【子育てコラム⑦】コミュニケーションって難しい!

コロナ対策が緩和され、だいぶ日常が戻ってきたように感じています。最近はマスクをしていない人の方が多くなってきましたね。

幼稚園等でも、マスクをはずす大人の姿を見かける機会が増えたのではないでしょうか。

日常が戻りつつあるそんな中、聞こえるようになったのはこんな声です。

「飲み会を断る理由がなくなってしまった…!」

「正直コロナの時の方が楽だった」

「帰省しなければならない(嫌)」

コミュニケーションが難しい!苦手!できれば避けたい!という大人の声です。

様々な相談を受けていると、「コミュニケーションって難しいよな」と実感することが本当に多くあります。
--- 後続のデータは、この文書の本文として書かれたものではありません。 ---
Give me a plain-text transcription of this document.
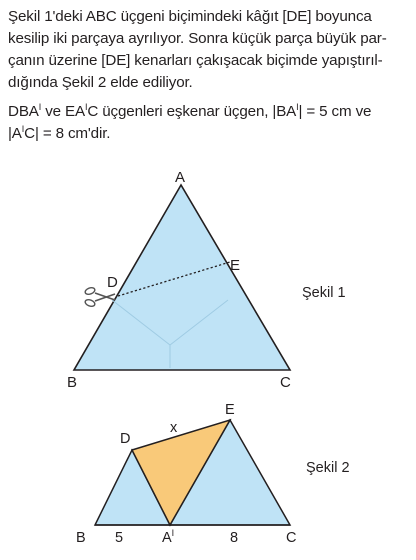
Şekil 1'deki ABC üçgeni biçimindeki kâğıt [DE] boyunca
kesilip iki parçaya ayrılıyor. Sonra küçük parça büyük par-
çanın üzerine [DE] kenarları çakışacak biçimde yapıştırıl-
dığında Şekil 2 elde ediliyor.

$DBA^I$ ve $EA^IC$ üçgenleri eşkenar üçgen, $|BA^I| = 5$ cm ve
$|A^IC| = 8$ cm'dir.

A
B	C
D
E
Şekil 1
B 5	$A^I$	8	C
D
E
x
Şekil 2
自分にも相手にも気持ちがあって、どちらか一方だけでもうまくいかないし、伝えたいけど伝わらなくて。当たり障りなく、無難に…と思っていても、なぜか波風が立ってしまうこともある。もういっそなくていい…。そんな心境でしょうか。最近は○○でなければならないという固定概念が緩くなり、“これもあり、それもあり”な世の中です。

 

しかし、子どもの世界はそうはいきません。

ご相談の中でこんなお話がありました。

お子さんが幼稚園で複数の子に「大嫌いって言われた」と泣いて帰ってきたそうです。なかなか面と向かって言われない衝撃的な言葉ですね。お子さんが傷つくのも無理はありません。その状況についてよく聞いてみると、2人だけで遊びたい女の子たちがいて、一緒に遊びたそうな相談者さんのお子さんがそばにいて、気持ちと状況の折り合いがつかなかったようです。「2人で遊びたい」が「あっちに行って」に変わり、「大嫌い!」に行きついてしまったとのことです。気持ちを表す言葉がうまく使えず、強い言葉になってしまったのですね。周りにいて、つられて「きらい」と乗っかってしまった子もどうやらいたようです。最終的には先生がお互いの話を聞き、「2人はこんな気持ちだったんだって」「○○ちゃんはこんな気持ちだったんだって」「これを言われちゃうと嫌な気持ちになるよね」「どうすれば良かったかな」と交通整理をしてくれたことで、その場は収拾がついたようです。しかし、その後も相談者さんのお子さんは、その2人と遊ぼうと何日も試みて、泣いて帰る日もあったそうで、親御さんはとても心配していました。集団で生活をしていると、様々なお友達関係の悩みも出てくると思います。違うケースですが、“一緒に遊びたいのにうまく入れない”“お弁当を一緒に食べようと誘ったら断られてしまった”といったお話を聞くこともあります。少し間があって、相談者さんからお子さんが「今日は3人で遊べたの!」「大好きって言われた」と嬉しそうに帰ってきたとご報告を受けました。相談者さんと私は、「そういう結末ってあるんですね」と、とても驚きました。子どもは人とのかかわり方を、こんな風に学んでいくのだなとしみじみ考えてしまいました。

 

このケースではとても微笑ましい結末でしたが、そうではない結末もあったと思います。“一緒に遊べるよう試みた”ことが、うまくいって良かったです。この問題を解決するためのアプローチは、いくつかあったと思います。“そこに入ろうとせずに違う子と遊ぶ”“他の子も誘ってみて輪を広げる”“そんな時はひとりで遊ぶ”…。経験を積んだ大人は、「一度は入れてもらっても、結局は外されちゃうんじゃない?」とか「無理してそんなところに入れてもらおうとしなくていいのに」とつい考えてしまいますが、それではその子の“一緒に遊びたい”が無視されてしまいます。今では、お友達が2人で遊ぶ日もあれば、入って3人で遊ぶ日もあり、4・5人で遊ぶ日もあったりするようです。どんな経験をして何を学び、どういう方法を生きる術として身に着けていくのか、その過程が極めて重要なのだと改めて考えさせられたお話でした。大人が介入して交通整理をしたり、着地点を模索したり、そんな時間は本当に限られた間だけです。その間、たくさんの色んな経験をしてほしいと思います。

 

大人も、「誰か交通整理をしてくれる人がいたら違うのかな」と少し思いましたが、いやいや、それもそれでね。うまく収まることもあれば、余計こじれることもありうるなとつい考えてしまいます。“これもあり、それもあり”、子どもたちの学びを見守りつつ、見守り支える親御さんのお手伝いをしていきたいと思っています。